CL: Dieser Versuch, die Skandale um Hans Fehr und Luzi Stamm kleinzureden, ist schön und gut, ändert aber nichts an den Fakten: Es geht in dieser Sache um ein klar illegales Verhalten, das nicht akzeptiert werden darf und das Sie als – realer – Parteichef auch klar verurteilen sollten.
CB: Die beiden habe ich doch gar nicht erwähnt!
CL: Nein, erwähnt natürlich nicht…
CB: …noch nicht einmal an sie gedacht habe ich! Schön aber, dass Sie an unsere Leute denken.
CL: Wenn das so ist, dann denke ich offensichtlich schneller als Sie (lacht).
Herr Levrat, Sie monieren demgegenüber in Ihrem Essay den Vorrang der Ökonomie, den es zu bekämpfen gelte. Als was würden Sie unser heutiges Wirtschaftssystem bezeichnen?
CL: Als gemischte Wirtschaft. Es gibt Bereiche, in denen der freie Markt absolut funktioniert.
Zum Beispiel?
CL: Zum Beispiel die Brotversorgung. Daneben gibt es Sphären, in denen wir bedenkliche Entwicklungen haben, ich spreche hier von den multinationalen Firmen und deren Macht. Die freie Marktwirtschaft, von der man hört oder liest, ignoriert immer wieder die Machtstellung dieser ungefähr 150 Multis, die praktisch die ganze Weltwirtschaft kontrollieren. Die Frage, wie diese Firmen in die gesellschaftliche Pflicht genommen werden können, welchen Dialog es mit ihnen geben kann, welche Mitwirkungsrechte Staat und Gesellschaft an ihnen haben – diese Fragen berühren die Demokratie und ihre Grenzen im Kern und müssen uns deswegen zwingend beschäftigen. Zuletzt gibt es noch einen dritten Bereich, jenen, den der Staat organisieren muss, weil es ein gemeinsames Interesse gibt, die Sache so zu führen, dass sie funktioniert. Die Beispiele, die Herr Blocher erwähnt hat, sind allesamt positiv: Was ist das Problem am staatlichen Engagement im Gesundheitsbereich – der zu den weltweit besten zählt –, in der Energie, der Landwirtschaft oder dem Verkehr?

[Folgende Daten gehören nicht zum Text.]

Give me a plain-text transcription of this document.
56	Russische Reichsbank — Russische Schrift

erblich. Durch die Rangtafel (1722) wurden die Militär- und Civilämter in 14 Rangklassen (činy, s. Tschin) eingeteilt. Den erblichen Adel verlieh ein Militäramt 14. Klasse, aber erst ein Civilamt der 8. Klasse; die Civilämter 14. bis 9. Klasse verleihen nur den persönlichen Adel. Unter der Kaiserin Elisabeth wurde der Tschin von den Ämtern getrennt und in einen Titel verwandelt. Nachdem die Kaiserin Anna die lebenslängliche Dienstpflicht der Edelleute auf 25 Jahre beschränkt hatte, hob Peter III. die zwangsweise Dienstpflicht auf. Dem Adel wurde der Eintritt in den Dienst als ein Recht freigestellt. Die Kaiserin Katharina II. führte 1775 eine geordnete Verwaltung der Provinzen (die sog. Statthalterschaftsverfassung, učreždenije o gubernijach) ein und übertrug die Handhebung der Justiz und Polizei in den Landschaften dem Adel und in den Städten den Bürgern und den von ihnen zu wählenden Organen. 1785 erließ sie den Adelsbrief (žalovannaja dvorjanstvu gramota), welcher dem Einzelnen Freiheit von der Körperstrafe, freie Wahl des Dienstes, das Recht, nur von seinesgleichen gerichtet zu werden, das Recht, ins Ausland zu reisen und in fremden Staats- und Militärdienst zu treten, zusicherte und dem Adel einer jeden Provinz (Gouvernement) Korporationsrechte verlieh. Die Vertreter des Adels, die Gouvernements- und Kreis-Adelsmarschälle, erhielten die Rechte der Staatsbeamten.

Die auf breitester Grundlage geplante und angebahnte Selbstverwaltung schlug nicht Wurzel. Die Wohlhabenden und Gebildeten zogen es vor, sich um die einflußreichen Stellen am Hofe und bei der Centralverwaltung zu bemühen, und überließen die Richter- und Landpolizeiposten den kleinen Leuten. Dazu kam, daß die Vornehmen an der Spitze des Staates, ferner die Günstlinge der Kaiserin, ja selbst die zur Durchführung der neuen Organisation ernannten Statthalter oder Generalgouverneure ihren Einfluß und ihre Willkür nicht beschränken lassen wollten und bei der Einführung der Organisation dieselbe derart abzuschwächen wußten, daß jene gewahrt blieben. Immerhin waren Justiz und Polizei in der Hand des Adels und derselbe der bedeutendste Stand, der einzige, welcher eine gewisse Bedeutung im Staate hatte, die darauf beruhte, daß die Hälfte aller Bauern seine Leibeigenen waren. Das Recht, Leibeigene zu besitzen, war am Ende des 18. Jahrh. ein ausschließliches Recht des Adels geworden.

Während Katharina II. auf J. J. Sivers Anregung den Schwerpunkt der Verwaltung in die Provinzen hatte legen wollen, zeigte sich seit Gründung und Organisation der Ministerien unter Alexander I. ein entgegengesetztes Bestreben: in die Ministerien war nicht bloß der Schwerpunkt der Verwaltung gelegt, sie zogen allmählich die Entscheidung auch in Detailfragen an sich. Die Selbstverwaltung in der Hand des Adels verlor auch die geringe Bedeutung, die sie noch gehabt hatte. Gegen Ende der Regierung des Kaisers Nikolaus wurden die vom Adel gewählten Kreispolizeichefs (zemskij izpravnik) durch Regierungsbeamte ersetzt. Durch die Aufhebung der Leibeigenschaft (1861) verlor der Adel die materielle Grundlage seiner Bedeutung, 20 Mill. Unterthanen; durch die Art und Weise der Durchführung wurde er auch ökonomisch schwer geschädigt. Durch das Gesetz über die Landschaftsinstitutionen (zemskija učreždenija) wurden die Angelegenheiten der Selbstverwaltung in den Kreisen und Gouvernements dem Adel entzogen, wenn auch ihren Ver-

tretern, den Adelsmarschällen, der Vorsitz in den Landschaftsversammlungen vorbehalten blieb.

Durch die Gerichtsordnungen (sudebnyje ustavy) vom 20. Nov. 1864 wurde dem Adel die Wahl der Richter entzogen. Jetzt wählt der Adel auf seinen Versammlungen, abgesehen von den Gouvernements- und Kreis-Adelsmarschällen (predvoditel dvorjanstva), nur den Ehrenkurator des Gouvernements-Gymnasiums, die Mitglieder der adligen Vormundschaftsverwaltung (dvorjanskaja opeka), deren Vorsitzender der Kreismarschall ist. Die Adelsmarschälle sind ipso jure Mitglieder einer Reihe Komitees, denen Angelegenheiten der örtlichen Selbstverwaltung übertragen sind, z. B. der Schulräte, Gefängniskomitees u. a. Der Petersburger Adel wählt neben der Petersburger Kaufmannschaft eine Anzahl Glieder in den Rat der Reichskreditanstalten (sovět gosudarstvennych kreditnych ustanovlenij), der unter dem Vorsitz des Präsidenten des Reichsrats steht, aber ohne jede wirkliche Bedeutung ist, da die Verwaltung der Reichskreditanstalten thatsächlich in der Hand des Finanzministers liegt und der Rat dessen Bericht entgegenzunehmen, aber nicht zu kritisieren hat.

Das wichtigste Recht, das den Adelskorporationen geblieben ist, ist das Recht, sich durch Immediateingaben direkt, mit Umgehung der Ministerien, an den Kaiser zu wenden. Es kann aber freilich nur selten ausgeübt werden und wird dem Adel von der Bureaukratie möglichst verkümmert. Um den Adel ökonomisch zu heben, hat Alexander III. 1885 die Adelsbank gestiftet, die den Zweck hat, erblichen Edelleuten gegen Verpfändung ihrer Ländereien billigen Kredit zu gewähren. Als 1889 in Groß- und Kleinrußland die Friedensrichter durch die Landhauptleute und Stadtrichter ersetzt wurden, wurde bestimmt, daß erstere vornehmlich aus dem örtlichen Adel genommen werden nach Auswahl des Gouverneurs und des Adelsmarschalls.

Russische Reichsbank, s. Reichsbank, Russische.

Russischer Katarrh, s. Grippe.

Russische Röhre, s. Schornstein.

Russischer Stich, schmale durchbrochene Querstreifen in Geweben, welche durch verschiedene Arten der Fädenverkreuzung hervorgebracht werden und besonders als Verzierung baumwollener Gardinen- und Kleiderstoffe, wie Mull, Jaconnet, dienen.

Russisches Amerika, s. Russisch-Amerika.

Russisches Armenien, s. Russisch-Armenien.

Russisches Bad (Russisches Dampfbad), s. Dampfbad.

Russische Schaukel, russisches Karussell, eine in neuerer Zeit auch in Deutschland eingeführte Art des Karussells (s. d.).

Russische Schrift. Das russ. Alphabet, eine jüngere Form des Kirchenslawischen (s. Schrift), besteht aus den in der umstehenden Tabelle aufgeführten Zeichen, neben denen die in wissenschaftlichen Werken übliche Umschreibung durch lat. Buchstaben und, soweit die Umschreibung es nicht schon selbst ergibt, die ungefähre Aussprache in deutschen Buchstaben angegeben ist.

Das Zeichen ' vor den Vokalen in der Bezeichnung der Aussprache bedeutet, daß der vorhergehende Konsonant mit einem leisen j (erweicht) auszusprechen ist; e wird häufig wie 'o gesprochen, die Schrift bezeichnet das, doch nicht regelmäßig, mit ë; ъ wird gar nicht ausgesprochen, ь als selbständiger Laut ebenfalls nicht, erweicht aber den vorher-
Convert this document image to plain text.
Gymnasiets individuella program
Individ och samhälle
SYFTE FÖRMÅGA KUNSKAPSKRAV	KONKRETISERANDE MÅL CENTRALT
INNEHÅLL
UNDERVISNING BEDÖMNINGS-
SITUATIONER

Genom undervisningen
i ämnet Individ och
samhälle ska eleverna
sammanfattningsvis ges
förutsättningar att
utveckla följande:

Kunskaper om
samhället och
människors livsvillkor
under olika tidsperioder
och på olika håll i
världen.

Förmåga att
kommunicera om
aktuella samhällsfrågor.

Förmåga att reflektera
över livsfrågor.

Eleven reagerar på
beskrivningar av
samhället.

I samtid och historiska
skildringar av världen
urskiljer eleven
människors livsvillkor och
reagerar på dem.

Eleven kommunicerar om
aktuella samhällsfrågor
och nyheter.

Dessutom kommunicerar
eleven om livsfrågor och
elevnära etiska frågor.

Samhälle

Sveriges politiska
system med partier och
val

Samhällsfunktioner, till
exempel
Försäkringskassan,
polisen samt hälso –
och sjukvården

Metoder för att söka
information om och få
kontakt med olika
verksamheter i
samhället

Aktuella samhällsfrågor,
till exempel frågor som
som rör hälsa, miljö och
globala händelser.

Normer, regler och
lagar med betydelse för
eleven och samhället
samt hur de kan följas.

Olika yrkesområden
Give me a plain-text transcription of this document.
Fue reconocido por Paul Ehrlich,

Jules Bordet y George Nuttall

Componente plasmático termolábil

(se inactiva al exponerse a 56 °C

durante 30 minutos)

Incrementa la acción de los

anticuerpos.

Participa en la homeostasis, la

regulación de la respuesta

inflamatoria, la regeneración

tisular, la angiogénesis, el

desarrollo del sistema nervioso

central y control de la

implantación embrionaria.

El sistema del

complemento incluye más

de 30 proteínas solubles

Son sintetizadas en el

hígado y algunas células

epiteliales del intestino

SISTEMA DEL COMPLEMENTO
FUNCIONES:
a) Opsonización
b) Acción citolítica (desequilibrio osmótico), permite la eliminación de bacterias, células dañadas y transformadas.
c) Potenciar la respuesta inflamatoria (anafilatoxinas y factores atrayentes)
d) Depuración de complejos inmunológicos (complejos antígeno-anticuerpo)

Wir orten also einen Konsens: Sie sehen beide den gewachsenen Einfluss des Staates – beurteilen ihn aber unterschiedlich. Während Herr Blocher die Entwicklung beklagt, wird sie von Herrn Levrat begrüsst.
CL: Ich bin gar nicht sicher, dass der staatliche Einfluss wirklich gewachsen ist.
CB: Doch, doch, doch!
Herr Kirchgässner, offensichtlich sind wir in dieser Frage auf die Expertise des Wirtschaftswissenschafters angewiesen: Ist der Staat in den letzten Jahrzehnten gewachsen? Leben wir in einer Markt-, Staats- oder Gemischtwirtschaft?
GK: Wir leben in einer Marktwirtschaft mit relativ deutlichen staatlichen Elementen; man kann das Gemischtwirtschaft nennen. Wie weit der Staat gewachsen ist, ist unterschiedlich einzuschätzen. Es gibt Bereiche, in denen er tatsächlich mehr Regulierung übernommen hat, nehmen wir zum Beispiel den Verkehr. Mit dem zusätzlichen Verkehrsaufkommen wurde es notwendig, eine Geschwindigkeitsbeschränkung einzuführen – eine klare Regulierung. Aber wollen wir heute darauf verzichten? Wir brauchen den Staat in sehr vielen Bereichen, und da die Welt komplizierter geworden ist, hat auch die Regulierung zugenommen. Dies geschieht zum grossen Teil übrigens auch, weil die Bevölkerung das will. Während international seit den 1970er Jahren sehr viel liberalisiert wurde, hat sich die Bevölkerung in der Schweiz in vielen Abstimmungen dagegen gesträubt. Anders aber sieht es aus, sobald wir zur international tätigen Wirtschaft kommen: Diese ist heute so frei, wie sie es nie in der Geschichte war. Firmen können Staaten gegeneinander ausspielen, indem sie beispielsweise damit drohen, Produktionen zu verlagern; das gab es in den 1950ern, als die Wirtschaft viel stärker national orientiert war, noch nicht. Insofern gibt es einen Unterschied zwischen der – nicht nur, aber doch auch stark – intern tätigen Wirtschaft auf der einen und den vornehmlich international agierenden Konzernen auf der andern Seite. Das sind heute zwei verschiedene Welten.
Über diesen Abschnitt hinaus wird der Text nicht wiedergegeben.